In order to market and sell our products in other jurisdictions, we must obtain separate marketing approvals and comply with numerous and varying regulatory requirements. The approval procedure varies among countries and can involve additional testing. The time required to obtain approval may differ substantially from that required to obtain FDA approval. The regulatory approval process outside the United States generally includes all of the risks associated with obtaining FDA approval. In addition, in many countries outside the United States, we must secure product reimbursement approvals before regulatory authorities will approve the product for sale in that country. Obtaining foreign regulatory approvals and compliance with foreign regulatory requirements could result in significant delays, difficulties and costs for us and could delay or prevent the introduction of our products in certain countries. We may not obtain foreign regulatory approvals on a timely basis, if at all. Further, clinical trials conducted in one country may not be accepted by regulatory authorities in other countries, and regulatory approval in one country or by one regulatory authority outside the United States does not ensure approval by regulatory authorities in any other country or jurisdiction or by the FDA, while a failure or delay in obtaining regulatory approval for any of our product candidates in one country may have a negative effect on the regulatory approval process in others and may significantly diminish the commercial prospects of that product candidate, and our business prospects could decline. Also, regulatory approval for any of our product candidates may be withdrawn. If we fail to comply with the regulatory requirements in international markets and receive applicable marketing approvals, our target market will be reduced, our ability to realize the full market potential of our product candidates will be harmed and our business will be adversely affected.

We face substantial competition, which may result in others discovering, developing or commercializing products before or more successfully than us.

The biotechnology industry is intensely competitive and subject to rapid and significant technological change. We face competition with respect to our current product candidates and will face competition with respect to any future product candidates from major pharmaceutical companies, specialty pharmaceutical companies and biotechnology companies worldwide. Many of our competitors have significantly greater financial, technical and human resources. Smaller and early-stage companies may also prove to be significant competitors, particularly through collaborative arrangements with large and established companies.

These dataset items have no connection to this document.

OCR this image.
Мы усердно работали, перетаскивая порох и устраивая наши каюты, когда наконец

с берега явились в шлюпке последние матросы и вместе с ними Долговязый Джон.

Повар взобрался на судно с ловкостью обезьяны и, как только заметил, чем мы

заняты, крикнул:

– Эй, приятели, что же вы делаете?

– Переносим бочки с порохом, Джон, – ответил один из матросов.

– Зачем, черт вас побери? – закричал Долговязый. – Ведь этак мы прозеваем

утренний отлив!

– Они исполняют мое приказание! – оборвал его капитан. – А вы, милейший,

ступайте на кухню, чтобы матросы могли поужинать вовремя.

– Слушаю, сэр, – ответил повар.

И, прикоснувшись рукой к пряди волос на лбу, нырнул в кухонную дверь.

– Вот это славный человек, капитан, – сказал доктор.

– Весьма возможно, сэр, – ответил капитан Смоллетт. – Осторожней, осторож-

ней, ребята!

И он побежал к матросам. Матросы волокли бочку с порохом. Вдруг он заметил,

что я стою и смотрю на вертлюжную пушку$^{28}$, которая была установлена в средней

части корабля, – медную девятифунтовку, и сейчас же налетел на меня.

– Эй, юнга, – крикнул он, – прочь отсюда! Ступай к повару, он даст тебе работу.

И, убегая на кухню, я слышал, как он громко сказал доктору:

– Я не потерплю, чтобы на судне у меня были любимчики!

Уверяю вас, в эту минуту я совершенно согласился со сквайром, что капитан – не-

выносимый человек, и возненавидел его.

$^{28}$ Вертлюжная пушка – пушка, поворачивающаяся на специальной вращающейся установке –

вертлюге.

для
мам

Our competitors may obtain regulatory approval of their products more rapidly than we may or may obtain patent protection or other intellectual property rights that limit our ability to develop or commercialize our product candidates. Our competitors may also develop drugs that are more effective, more convenient, more widely used and less costly or have a better safety profile than our products and these competitors may also be more successful than us in manufacturing and marketing their products.

Our competitors will also compete with us in recruiting and retaining qualified scientific, management and commercial personnel, establishing clinical trial sites and patient registration for clinical trials, as well as in acquiring technologies complementary to, or necessary for, our programs.